V. Procedure for filing a complaint regarding any violations pertaining to the competition laws

A person may file a complaint regarding any violations of the competition law, to the Competition Regulation committee. The complaint should be drafted precisely and should lucidly explain the facts of the matter, the defaulting party and sections which were violated. Subsequently, the committee would notify the defaulting parties and other related parties having a substantial interest in the matter, within 10 days. The committee would then submit its report to the ministry. Within 30 days upon the receipt of the committee report, the ministry shall notify the defaulting parties of its decision.

VI. Appeal provisions

A person aggrieved by the decision of the ministry may file an appeal to the competition regulation committee within 14 days of the decision along with all the necessary documents in its support. The committee shall submit its recommendation to the Ministry within the next 10 days. Finally, the ministry shall issue a decision on such petition within the next 30 days, failing which the appeal shall be deemed to be rejected. 

VII. Court and criminal proceedings

The offences under the foregoing law may attract civil as well as criminal liabilities. The court may order the business to be closed for a period not less than 3 months and not more than 6 months. The Law also allows for interim relief and temporary injunctions prior to the final court judgment.
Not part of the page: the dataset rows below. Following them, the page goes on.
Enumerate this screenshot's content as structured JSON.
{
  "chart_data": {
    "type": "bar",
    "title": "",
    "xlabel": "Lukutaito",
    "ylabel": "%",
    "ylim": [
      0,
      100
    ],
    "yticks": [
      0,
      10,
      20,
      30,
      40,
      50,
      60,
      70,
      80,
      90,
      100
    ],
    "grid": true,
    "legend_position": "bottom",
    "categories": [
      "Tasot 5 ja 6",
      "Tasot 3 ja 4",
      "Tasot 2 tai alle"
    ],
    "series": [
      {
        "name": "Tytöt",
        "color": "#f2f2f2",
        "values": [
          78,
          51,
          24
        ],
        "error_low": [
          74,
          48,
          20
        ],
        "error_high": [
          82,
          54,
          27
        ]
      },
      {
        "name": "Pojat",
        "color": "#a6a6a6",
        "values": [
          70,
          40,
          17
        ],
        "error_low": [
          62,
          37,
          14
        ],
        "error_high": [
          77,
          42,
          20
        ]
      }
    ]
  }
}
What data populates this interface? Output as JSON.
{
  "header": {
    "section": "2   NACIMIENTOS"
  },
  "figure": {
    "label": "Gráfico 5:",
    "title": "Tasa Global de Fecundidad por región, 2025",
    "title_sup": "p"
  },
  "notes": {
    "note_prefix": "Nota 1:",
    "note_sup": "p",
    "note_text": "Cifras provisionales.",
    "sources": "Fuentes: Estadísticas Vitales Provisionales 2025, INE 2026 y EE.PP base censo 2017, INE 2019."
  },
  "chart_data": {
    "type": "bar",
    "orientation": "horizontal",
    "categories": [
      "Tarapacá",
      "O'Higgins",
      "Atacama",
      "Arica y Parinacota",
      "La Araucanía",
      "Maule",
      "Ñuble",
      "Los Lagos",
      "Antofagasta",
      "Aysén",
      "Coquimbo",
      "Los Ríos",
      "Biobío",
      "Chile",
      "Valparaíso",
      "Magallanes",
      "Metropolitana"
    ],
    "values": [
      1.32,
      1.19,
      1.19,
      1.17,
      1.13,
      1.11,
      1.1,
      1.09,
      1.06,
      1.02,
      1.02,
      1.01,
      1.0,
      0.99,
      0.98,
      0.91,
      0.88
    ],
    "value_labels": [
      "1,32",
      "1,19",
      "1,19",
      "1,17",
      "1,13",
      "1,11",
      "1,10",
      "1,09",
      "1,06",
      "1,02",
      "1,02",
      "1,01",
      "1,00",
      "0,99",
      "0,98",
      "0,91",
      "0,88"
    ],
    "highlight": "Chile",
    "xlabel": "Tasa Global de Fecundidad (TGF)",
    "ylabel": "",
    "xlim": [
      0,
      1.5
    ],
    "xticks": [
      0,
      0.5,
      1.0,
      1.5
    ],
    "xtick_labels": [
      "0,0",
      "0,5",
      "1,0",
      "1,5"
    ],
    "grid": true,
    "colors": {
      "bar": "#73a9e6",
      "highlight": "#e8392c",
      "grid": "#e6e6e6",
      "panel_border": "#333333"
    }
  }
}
With respect to criminal proceedings, the law mandates the Minister’s approval for initiating a criminal prosecution. Furthermore, the Minister of Economy is authorized to settle any matter, before the criminal case is transferred to the criminal court with minimum settlement amount not less than double the minimum fee.

Conclusion

Despite a few impediments, the federal law No. 4 of 2012 on the Regulation of Competition, has ushered a competitive market in the United Arab Emirates and forged a level playing field for the market players. Even though a few clarifications are sought on certain issues that have been loosely addressed by the primary legislation, many cabinet decisions and circulars are coming up to precisely deal with the provisions. With the rising frequency of cross border deals with UAE, it becomes imperative for law firms as well as attorneys to be proficient with the competition and allied laws as well as the updated cabinet resolutions and have a fair procedural knowledge while advising on any deals involved in UAE, in order to avoid any sticky situations or causing costly delays for their potential clients.